L’ancienne ministre des Ressources naturelles s’en est pris aux politiques d’austérité des libéraux, qui saccagent l’environnement avec la complicité d’Ottawa et font perdre des emplois au Québec selon elle. Elle a aussi déclaré que leur réputation de « parti de l’économie » est surfaite, insistant sur ses 20 années passées à Hydro-Québec.

Lancement de campagne de Martine Ouellet

Si elle est élue comme successeure de Pauline Marois, Martine Ouellet fera tout pour bloquer le projet Énergie Est de TransCanada.
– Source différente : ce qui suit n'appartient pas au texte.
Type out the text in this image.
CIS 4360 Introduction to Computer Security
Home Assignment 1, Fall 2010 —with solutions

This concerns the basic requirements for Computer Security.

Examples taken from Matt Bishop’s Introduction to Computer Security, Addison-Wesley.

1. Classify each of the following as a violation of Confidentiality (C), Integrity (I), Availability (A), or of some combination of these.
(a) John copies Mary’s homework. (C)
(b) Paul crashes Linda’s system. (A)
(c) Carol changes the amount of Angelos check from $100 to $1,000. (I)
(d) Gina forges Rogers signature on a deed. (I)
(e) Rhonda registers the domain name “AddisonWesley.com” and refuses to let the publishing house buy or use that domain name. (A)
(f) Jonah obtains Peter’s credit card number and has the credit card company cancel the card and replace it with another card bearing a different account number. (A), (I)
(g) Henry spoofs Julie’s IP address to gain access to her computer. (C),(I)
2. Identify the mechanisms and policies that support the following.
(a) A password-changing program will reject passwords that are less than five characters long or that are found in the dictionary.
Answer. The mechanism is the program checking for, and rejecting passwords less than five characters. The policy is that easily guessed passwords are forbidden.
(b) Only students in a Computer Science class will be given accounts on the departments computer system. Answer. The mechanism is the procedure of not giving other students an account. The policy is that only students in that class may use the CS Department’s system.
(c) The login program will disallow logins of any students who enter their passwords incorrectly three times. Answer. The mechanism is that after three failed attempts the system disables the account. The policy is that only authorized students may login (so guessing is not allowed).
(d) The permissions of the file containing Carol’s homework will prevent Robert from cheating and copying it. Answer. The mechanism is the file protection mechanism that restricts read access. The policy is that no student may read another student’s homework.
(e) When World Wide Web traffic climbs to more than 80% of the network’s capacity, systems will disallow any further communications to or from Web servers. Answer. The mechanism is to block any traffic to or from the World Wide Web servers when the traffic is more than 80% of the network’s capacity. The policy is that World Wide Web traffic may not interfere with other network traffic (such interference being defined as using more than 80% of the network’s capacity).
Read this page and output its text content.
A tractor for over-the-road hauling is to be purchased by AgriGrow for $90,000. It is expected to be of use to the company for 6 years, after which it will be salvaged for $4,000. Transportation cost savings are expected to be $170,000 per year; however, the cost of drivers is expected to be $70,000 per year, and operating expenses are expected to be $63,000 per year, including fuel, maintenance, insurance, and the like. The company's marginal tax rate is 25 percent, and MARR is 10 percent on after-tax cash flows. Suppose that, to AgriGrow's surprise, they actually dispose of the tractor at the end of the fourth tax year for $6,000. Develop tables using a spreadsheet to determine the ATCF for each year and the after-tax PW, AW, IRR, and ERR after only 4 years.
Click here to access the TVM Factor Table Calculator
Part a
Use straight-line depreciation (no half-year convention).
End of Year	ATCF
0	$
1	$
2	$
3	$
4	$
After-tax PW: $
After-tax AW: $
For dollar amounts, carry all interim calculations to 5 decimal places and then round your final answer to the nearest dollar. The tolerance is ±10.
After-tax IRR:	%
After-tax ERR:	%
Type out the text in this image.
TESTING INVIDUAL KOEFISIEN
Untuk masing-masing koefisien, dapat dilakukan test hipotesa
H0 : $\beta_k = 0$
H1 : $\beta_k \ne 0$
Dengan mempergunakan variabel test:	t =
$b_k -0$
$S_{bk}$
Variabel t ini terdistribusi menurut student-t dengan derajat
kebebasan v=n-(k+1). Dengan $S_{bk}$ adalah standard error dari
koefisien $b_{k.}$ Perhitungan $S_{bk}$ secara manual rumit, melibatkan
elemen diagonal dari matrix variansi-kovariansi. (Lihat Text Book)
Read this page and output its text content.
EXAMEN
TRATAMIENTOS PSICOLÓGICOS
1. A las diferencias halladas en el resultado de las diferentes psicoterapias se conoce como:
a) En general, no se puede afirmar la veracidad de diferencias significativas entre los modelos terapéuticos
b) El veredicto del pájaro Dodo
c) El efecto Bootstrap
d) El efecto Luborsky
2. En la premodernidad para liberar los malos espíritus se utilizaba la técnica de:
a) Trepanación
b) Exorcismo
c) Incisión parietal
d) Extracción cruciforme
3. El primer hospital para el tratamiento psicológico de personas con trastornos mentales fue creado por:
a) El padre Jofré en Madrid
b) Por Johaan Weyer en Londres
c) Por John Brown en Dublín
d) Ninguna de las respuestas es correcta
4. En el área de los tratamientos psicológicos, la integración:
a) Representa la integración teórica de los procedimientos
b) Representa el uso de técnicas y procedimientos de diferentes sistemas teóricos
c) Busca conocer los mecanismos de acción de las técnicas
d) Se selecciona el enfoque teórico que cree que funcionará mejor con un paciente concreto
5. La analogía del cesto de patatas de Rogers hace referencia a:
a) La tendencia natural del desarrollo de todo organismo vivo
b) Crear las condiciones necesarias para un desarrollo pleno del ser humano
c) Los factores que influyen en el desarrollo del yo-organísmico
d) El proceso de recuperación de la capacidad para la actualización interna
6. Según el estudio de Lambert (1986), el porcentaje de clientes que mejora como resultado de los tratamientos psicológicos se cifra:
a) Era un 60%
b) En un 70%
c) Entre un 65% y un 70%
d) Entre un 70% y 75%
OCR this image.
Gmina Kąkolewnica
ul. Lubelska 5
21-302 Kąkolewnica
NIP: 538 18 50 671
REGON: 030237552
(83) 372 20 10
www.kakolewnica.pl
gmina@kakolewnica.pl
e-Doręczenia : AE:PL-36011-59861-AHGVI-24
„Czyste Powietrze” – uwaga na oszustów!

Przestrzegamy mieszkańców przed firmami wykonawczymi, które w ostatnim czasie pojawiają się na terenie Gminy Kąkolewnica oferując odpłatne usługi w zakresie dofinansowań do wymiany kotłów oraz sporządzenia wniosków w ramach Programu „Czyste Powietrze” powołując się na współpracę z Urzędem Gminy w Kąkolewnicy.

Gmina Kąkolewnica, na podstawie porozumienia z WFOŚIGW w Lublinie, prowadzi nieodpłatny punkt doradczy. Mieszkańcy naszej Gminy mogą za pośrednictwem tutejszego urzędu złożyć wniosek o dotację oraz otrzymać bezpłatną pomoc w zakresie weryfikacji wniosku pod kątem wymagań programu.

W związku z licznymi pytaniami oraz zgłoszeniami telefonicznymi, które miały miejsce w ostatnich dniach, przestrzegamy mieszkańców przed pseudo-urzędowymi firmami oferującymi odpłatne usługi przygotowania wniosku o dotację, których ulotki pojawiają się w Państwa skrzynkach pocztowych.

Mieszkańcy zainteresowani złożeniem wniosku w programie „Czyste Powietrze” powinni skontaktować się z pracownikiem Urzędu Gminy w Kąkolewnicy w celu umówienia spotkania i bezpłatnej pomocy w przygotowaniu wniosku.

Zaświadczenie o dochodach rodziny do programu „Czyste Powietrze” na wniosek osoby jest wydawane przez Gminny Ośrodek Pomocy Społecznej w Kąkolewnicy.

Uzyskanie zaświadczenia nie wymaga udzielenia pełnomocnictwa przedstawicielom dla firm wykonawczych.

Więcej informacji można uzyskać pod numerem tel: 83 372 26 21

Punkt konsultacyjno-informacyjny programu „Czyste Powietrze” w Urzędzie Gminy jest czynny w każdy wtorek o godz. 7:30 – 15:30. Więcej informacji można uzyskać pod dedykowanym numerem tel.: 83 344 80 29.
Elle préconise un développement vert et « intelligent » qui favoriserait l’électrification des transports.

Il n’y a que le « nouveau » Parti québécois qui peut redorer l’image du Québec aux prochaines élections, ainsi que préparer le pays d’ici sept ans. « L’indépendance, ça ne s’improvise pas, ça se prépare », a déclaré la candidate dans son discours.

Elle a écorché au passage la position floue de ses collègues, disant que le PQ ne peut pas attendre d’avoir un nombre de signatures ou promettre de réaliser l’indépendance « quand les Québécois seront prêts ».

En entrevue avec le Huffington Post Québec, en octobre dernier, Martine Ouellet avait déclaré que le Parti québécois devait « s’assumer ». « Si on pense que l’indépendance est nécessaire pour l’avenir du Québec, il faut être proactifs et il faut travailler pour que ça arrive », avait-elle dit.

Nombreux appuis

L’ex-ministre peut compter sur l’appui de militants environnementaux, des syndicalistes et des membres provenant de divers partis politiques. Une trentaine de personnalités du Parti québécois, d’Option nationale et du Bloc québécois, entre autres, sont montés sur scène pour l’appuyer.

L’ancienne directrice de campagne de Jean-François Lisée, Geneviève Marsan, s’est également ralliée à Martine Ouellet.

Le directeur québécois du Syndicat des Métallos, Daniel Roy, s’en est pris à son opposant Pierre Karl Péladeau qui, selon lui, « change de discours comme il change de chemise, selon qu’il soit politicien ou chef d’entreprise ».

Bien que PKP mène dans les sondages, Martine Ouellet croit que la course n’est pas terminée et croit que les médias doivent faire preuve de prudence dans leurs prédictions. « La course ne fait que commencer », a-t-elle dit, une attitude qui contraste avec celle de Jean-François Lisée lorsqu’il a abandonné la course à la direction.

Le premier tour de scrutin pour élire le prochain chef du Parti québécois aura lieu en mai prochain.